Lauréat 2020 de la très convoitée Médaille London Design, Yinka Ilori partage depuis près de dix ans son amour des couleurs héritées de ses origines nigérianes. À travers des installations et du mobilier recyclé, l’artiste londonien pluridisciplinaire a peu à peu transformé notre environnement urbain en un espace rempli d’histoire et de mémoire vives.

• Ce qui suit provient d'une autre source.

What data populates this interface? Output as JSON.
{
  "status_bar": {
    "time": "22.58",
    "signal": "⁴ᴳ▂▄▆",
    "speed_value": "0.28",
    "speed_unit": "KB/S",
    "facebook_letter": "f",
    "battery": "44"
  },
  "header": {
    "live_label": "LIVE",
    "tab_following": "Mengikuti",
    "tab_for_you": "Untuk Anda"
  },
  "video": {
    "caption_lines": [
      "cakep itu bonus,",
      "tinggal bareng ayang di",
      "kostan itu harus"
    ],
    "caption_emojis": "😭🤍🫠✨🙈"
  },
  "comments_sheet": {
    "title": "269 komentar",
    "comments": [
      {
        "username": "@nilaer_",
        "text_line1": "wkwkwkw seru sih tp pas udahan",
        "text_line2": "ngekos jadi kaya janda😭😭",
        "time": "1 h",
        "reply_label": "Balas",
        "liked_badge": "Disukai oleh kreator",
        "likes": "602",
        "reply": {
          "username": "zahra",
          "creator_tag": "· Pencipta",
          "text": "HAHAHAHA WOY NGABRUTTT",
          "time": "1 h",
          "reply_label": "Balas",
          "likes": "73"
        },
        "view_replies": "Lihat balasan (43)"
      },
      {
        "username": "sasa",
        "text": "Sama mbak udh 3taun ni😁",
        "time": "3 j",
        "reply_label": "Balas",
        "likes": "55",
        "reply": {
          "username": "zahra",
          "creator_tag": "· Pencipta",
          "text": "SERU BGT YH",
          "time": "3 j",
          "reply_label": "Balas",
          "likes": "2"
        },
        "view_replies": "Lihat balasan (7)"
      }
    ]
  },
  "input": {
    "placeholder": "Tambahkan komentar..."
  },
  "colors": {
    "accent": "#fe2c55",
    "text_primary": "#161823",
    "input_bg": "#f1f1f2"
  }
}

L’interview commence. Apparaît à l’écran un jeune homme rayonnant, installé devant l’une de ses créations colorées. Son enthousiasme n’est visiblement pas affecté par les confinements sanitaires sans fin qui rythment depuis des mois sa vie comme la nôtre. Cette joie si communicative ne peut être que celle de l’artiste-designer anglo-nigérian Yinka Ilori, qui propage ses bonnes ondes par un graphisme coloré inspiré de tissus africains qui fait sa signature et son succès. Basé à Londres, l’artiste trentenaire a déjà été exposé à New York, Milan, Stockholm ou encore Francfort dans plusieurs festivals de design et d’architecture. Du mobilier à ses créations in situ pour de nombreuses enseignes, en passant par des affiches et couvertures de livres, ou sa toute récente collection d’accessoires pour la maison, Yinka Ilori imprime sa marque. L’un de ses terrains de jeu privilégié est l’espace urbain, dans lequel il déploie ses installations architecturales et ses peintures murales. En juin dernier, à Londres, il ornait un mur de Blackfriars Street du message “Better days are coming I promise”, en soutien au National Health Service britannique alors en pleine lutte contre le coronavirus. Ses dons de coloriste et ses messages pleins d’humour et d’optimisme sont une perpétuelle célébration du métissage culturel dont il est issu.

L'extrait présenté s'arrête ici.